Si les rapports médicaux sont contradictoires, il ne peut liquider l'affaire
sans apprécier l'ensemble des preuves et sans indiquer les raisons pour
lesquelles il se fonde sur une opinion médicale et non pas sur une autre.
C'est ainsi qu'il importe, pour conférer pleine valeur probante à un rapport
médical, que les points litigieux aient fait l'objet d'une étude
circonstanciée, que le rapport se fonde sur des examens complets, qu'il
prenne également en considération les plaintes exprimées par la personne
examinée, qu'il ait été établi en pleine connaissance de l'anamnèse, que la
description du contexte médical et l'appréciation de la situation médicale
soient claires et enfin que les conclusions de l'expert soient dûment
motivées. Au demeurant, l'élément déterminant pour la valeur probante n'est
ni l'origine du moyen de preuve ni sa désignation comme rapport ou comme
expertise, mais bel et bien son contenu (ATF 125 V 352 consid. 3a et les
références). Ces principes, développés à propos de l'assurance-accidents,
sont applicables à l'instruction des faits d'ordre médical dans toutes les
branches d'assurance sociale (Spira, La preuve en droit des assurances
sociales, in Mélanges en l'honneur de Henri-Robert Schüpbach, Bâle 2000, p.
268).

3.
En l'occurrence, si les docteurs R.________ et K.________ s'accordent à
admettre l'existence d'un trouble somatoforme douloureux persistant, leurs
avis divergent pour le surplus.
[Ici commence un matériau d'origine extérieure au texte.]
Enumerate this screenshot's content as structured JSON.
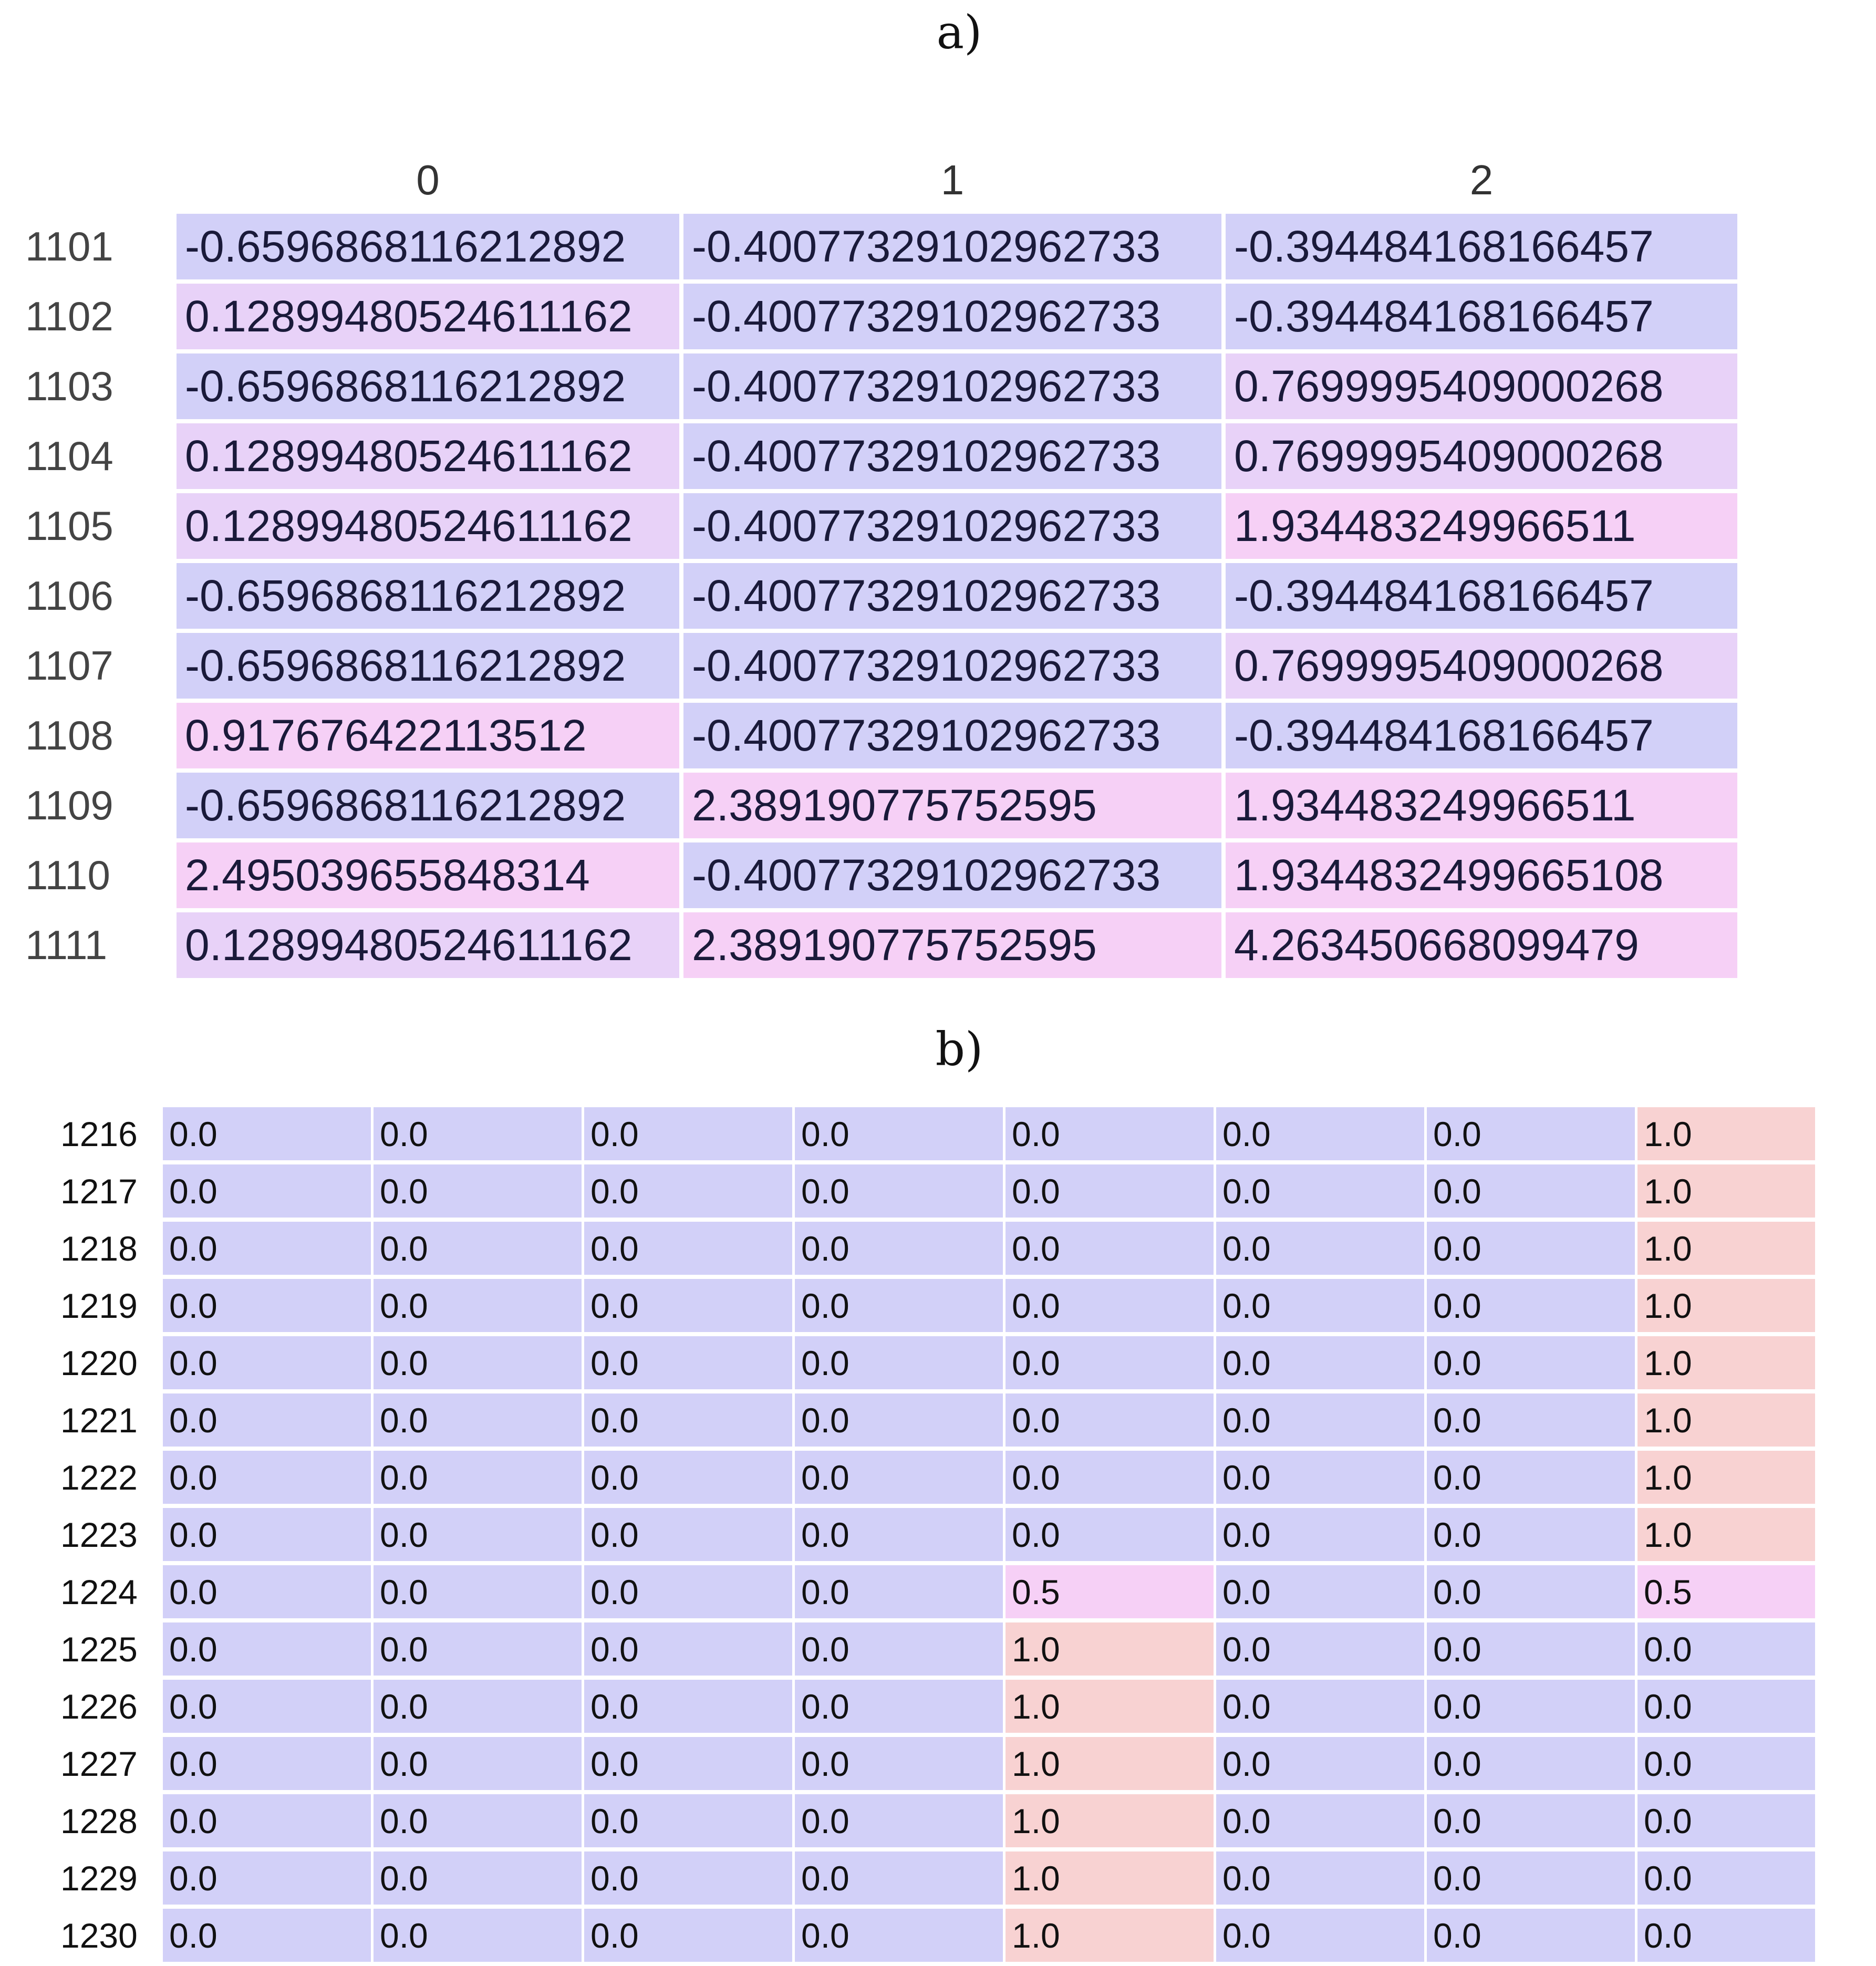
{
  "captions": {
    "a": "a)",
    "b": "b)"
  },
  "colors": {
    "low": "#d2d0f8",
    "mid": "#f6d0f6",
    "high": "#f8d2d2",
    "mid_a": "#e8d2f8"
  },
  "table_a": {
    "columns": [
      "0",
      "1",
      "2"
    ],
    "rows": [
      {
        "label": "1101",
        "values": [
          "-0.6596868116212892",
          "-0.40077329102962733",
          "-0.394484168166457"
        ]
      },
      {
        "label": "1102",
        "values": [
          "0.12899480524611162",
          "-0.40077329102962733",
          "-0.394484168166457"
        ]
      },
      {
        "label": "1103",
        "values": [
          "-0.6596868116212892",
          "-0.40077329102962733",
          "0.7699995409000268"
        ]
      },
      {
        "label": "1104",
        "values": [
          "0.12899480524611162",
          "-0.40077329102962733",
          "0.7699995409000268"
        ]
      },
      {
        "label": "1105",
        "values": [
          "0.12899480524611162",
          "-0.40077329102962733",
          "1.934483249966511"
        ]
      },
      {
        "label": "1106",
        "values": [
          "-0.6596868116212892",
          "-0.40077329102962733",
          "-0.394484168166457"
        ]
      },
      {
        "label": "1107",
        "values": [
          "-0.6596868116212892",
          "-0.40077329102962733",
          "0.7699995409000268"
        ]
      },
      {
        "label": "1108",
        "values": [
          "0.917676422113512",
          "-0.40077329102962733",
          "-0.394484168166457"
        ]
      },
      {
        "label": "1109",
        "values": [
          "-0.6596868116212892",
          "2.389190775752595",
          "1.934483249966511"
        ]
      },
      {
        "label": "1110",
        "values": [
          "2.495039655848314",
          "-0.40077329102962733",
          "1.9344832499665108"
        ]
      },
      {
        "label": "1111",
        "values": [
          "0.12899480524611162",
          "2.389190775752595",
          "4.263450668099479"
        ]
      }
    ],
    "levels": [
      [
        "low",
        "low",
        "low"
      ],
      [
        "mid_a",
        "low",
        "low"
      ],
      [
        "low",
        "low",
        "mid_a"
      ],
      [
        "mid_a",
        "low",
        "mid_a"
      ],
      [
        "mid_a",
        "low",
        "mid"
      ],
      [
        "low",
        "low",
        "low"
      ],
      [
        "low",
        "low",
        "mid_a"
      ],
      [
        "mid",
        "low",
        "low"
      ],
      [
        "low",
        "mid",
        "mid"
      ],
      [
        "mid",
        "low",
        "mid"
      ],
      [
        "mid_a",
        "mid",
        "mid"
      ]
    ]
  },
  "table_b": {
    "rows": [
      {
        "label": "1216",
        "values": [
          "0.0",
          "0.0",
          "0.0",
          "0.0",
          "0.0",
          "0.0",
          "0.0",
          "1.0"
        ]
      },
      {
        "label": "1217",
        "values": [
          "0.0",
          "0.0",
          "0.0",
          "0.0",
          "0.0",
          "0.0",
          "0.0",
          "1.0"
        ]
      },
      {
        "label": "1218",
        "values": [
          "0.0",
          "0.0",
          "0.0",
          "0.0",
          "0.0",
          "0.0",
          "0.0",
          "1.0"
        ]
      },
      {
        "label": "1219",
        "values": [
          "0.0",
          "0.0",
          "0.0",
          "0.0",
          "0.0",
          "0.0",
          "0.0",
          "1.0"
        ]
      },
      {
        "label": "1220",
        "values": [
          "0.0",
          "0.0",
          "0.0",
          "0.0",
          "0.0",
          "0.0",
          "0.0",
          "1.0"
        ]
      },
      {
        "label": "1221",
        "values": [
          "0.0",
          "0.0",
          "0.0",
          "0.0",
          "0.0",
          "0.0",
          "0.0",
          "1.0"
        ]
      },
      {
        "label": "1222",
        "values": [
          "0.0",
          "0.0",
          "0.0",
          "0.0",
          "0.0",
          "0.0",
          "0.0",
          "1.0"
        ]
      },
      {
        "label": "1223",
        "values": [
          "0.0",
          "0.0",
          "0.0",
          "0.0",
          "0.0",
          "0.0",
          "0.0",
          "1.0"
        ]
      },
      {
        "label": "1224",
        "values": [
          "0.0",
          "0.0",
          "0.0",
          "0.0",
          "0.5",
          "0.0",
          "0.0",
          "0.5"
        ]
      },
      {
        "label": "1225",
        "values": [
          "0.0",
          "0.0",
          "0.0",
          "0.0",
          "1.0",
          "0.0",
          "0.0",
          "0.0"
        ]
      },
      {
        "label": "1226",
        "values": [
          "0.0",
          "0.0",
          "0.0",
          "0.0",
          "1.0",
          "0.0",
          "0.0",
          "0.0"
        ]
      },
      {
        "label": "1227",
        "values": [
          "0.0",
          "0.0",
          "0.0",
          "0.0",
          "1.0",
          "0.0",
          "0.0",
          "0.0"
        ]
      },
      {
        "label": "1228",
        "values": [
          "0.0",
          "0.0",
          "0.0",
          "0.0",
          "1.0",
          "0.0",
          "0.0",
          "0.0"
        ]
      },
      {
        "label": "1229",
        "values": [
          "0.0",
          "0.0",
          "0.0",
          "0.0",
          "1.0",
          "0.0",
          "0.0",
          "0.0"
        ]
      },
      {
        "label": "1230",
        "values": [
          "0.0",
          "0.0",
          "0.0",
          "0.0",
          "1.0",
          "0.0",
          "0.0",
          "0.0"
        ]
      }
    ]
  }
}
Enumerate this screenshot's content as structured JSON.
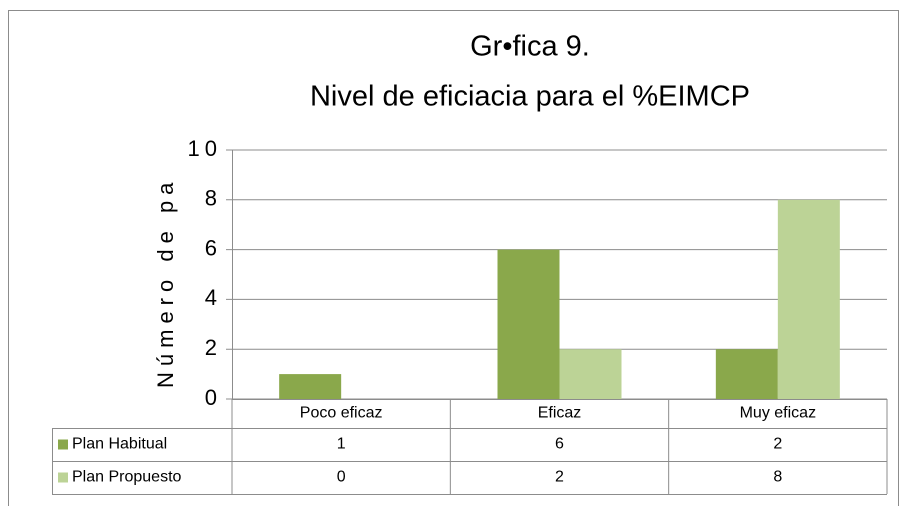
{
  "chart_data": {
    "type": "bar",
    "title": "Gr•fica 9.",
    "subtitle": "Nivel de eficiacia para el %EIMCP",
    "y_label": "Número de pa",
    "categories": [
      "Poco eficaz",
      "Eficaz",
      "Muy eficaz"
    ],
    "series": [
      {
        "name": "Plan Habitual",
        "color": "#8aa84b",
        "values": [
          1,
          6,
          2
        ]
      },
      {
        "name": "Plan Propuesto",
        "color": "#bcd396",
        "values": [
          0,
          2,
          8
        ]
      }
    ],
    "ylim": [
      0,
      10
    ],
    "yticks": [
      0,
      2,
      4,
      6,
      8,
      10
    ],
    "grid": true,
    "legend": "table"
  }
}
En effet, tandis que le docteur R.________ ne
retient plus d'état de stress post-traumatique dans son rapport du 28
novembre 2001, le docteur K.________ atteste, dans son rapport du 21 mai
2003, l'existence d'une telle affection psychique à laquelle il attribue de
surcroît un caractère invalidant. Par ailleurs, ce médecin diagnostique un
état dépressif majeur avec syndrome somatique, alors que son confrère
R.________ indiquait à ce sujet, en novembre 2001, que les signes en faveur
d'un état dépressif vrai étaient de moins en moins évidents. Il convient
encore d'observer que les deux psychiatres ne s'entendent ni sur l'étendue de
la capacité de travail de la recourante, ni sur le lien de causalité
naturelle entre l'accident et les affections psychiques.

4.
4.1 Dans son appréciation des preuves, le Tribunal administratif a admis que
les rapports du docteur R.________ émanaient d'un spécialiste indépendant qui
présente toutes les garanties d'impartialité et d'objectivité, qu'ils
remplissaient également tous les réquisits jurisprudentiels relatifs à la
valeur probante de tels documents, si bien qu'il n'y avait pas lieu de
s'écarter des conclusions de cet expert que le docteur K.________ n'avait au
demeurant pas remises en cause. Par ailleurs, il a considéré que
l'appréciation du docteur K.________ reposait  sur un examen qui avait été
pratiqué quatre ans environ après l'accident, de sorte qu'une évaluation
objective et précise de l'évolution de l'état de santé n'était plus
réalisable (cf. jugement attaqué, p. 13). Dès lors, les premiers juges ont
suivi l'avis du docteur R.________, niant ainsi l'existence d'un lien de
causalité naturelle entre le trouble somatoforme et l'événement accidentel.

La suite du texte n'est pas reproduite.